Step 1: Understanding the Question:
We need to find the magnitude of a vector triple product $|\vec{a} \times (\vec{b} \times \vec{c})|$ where the vectors are coplanar.
Step 2: Key Formula or Approach:
1. Magnitude of cross product: $|\vec{u} \times \vec{v}| = |\vec{u}| |\vec{v}| \sin \theta_{uv}$.
2. Dot product: $\vec{b} \cdot \vec{c} = |\vec{b}| |\vec{c}| \cos \theta_{bc}$.
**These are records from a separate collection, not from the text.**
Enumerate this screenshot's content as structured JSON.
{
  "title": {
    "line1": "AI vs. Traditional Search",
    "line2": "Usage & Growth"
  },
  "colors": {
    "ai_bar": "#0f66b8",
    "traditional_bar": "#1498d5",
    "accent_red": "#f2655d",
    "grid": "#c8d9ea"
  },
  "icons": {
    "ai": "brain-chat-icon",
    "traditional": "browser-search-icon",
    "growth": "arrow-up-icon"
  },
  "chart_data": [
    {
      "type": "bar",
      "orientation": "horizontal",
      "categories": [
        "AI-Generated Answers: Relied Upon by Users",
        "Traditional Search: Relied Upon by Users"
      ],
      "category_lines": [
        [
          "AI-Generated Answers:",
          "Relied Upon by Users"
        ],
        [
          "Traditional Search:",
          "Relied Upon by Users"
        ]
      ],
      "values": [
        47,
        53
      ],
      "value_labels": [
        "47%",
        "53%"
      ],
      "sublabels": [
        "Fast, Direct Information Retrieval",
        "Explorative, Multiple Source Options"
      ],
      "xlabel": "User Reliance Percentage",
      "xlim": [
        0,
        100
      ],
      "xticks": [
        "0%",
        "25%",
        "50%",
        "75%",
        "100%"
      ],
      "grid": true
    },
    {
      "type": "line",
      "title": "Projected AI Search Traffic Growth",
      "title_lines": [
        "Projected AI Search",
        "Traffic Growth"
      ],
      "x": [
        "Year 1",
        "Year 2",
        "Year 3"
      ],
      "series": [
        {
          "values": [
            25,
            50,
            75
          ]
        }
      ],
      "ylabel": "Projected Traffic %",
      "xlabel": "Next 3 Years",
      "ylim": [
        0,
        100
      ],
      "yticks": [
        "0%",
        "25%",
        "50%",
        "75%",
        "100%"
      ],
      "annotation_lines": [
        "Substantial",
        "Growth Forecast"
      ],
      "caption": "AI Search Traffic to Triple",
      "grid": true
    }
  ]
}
Step 3: Detailed Explanation:
First, find $|\vec{c}|$ using the dot product information:
$\vec{b} \cdot \vec{c} = |\vec{b}| |\vec{c}| \cos 45^\circ = 8$
$2 \times |\vec{c}| \times \frac{1}{\sqrt{2}} = 8 \implies |\vec{c}| \sqrt{2} = 8 \implies |\vec{c}| = \frac{8}{\sqrt{2}} = 4\sqrt{2}$.
Now, consider the vector $\vec{v} = \vec{b} \times \vec{c}$.
The magnitude is $|\vec{v}| = |\vec{b}| |\vec{c}| \sin 45^\circ = 2 \times 4\sqrt{2} \times \frac{1}{\sqrt{2}} = 8$.
The vector $\vec{b} \times \vec{c}$ is perpendicular to the plane containing $\vec{b}$ and $\vec{c}$.
Since $\vec{a}, \vec{b}, \vec{c}$ are coplanar, $\vec{a}$ lies in that same plane.
Therefore, $\vec{a}$ is perpendicular to $\vec{b} \times \vec{c}$ (the angle is $90^\circ$).
Then, $|\vec{a} \times (\vec{b} \times \vec{c})| = |\vec{a}| |\vec{b} \times \vec{c}| \sin 90^\circ$.
$|\vec{a} \times (\vec{b} \times \vec{c})| = 1 \times 8 \times 1 = 8$.
Step 4: Final Answer:
The value is 8.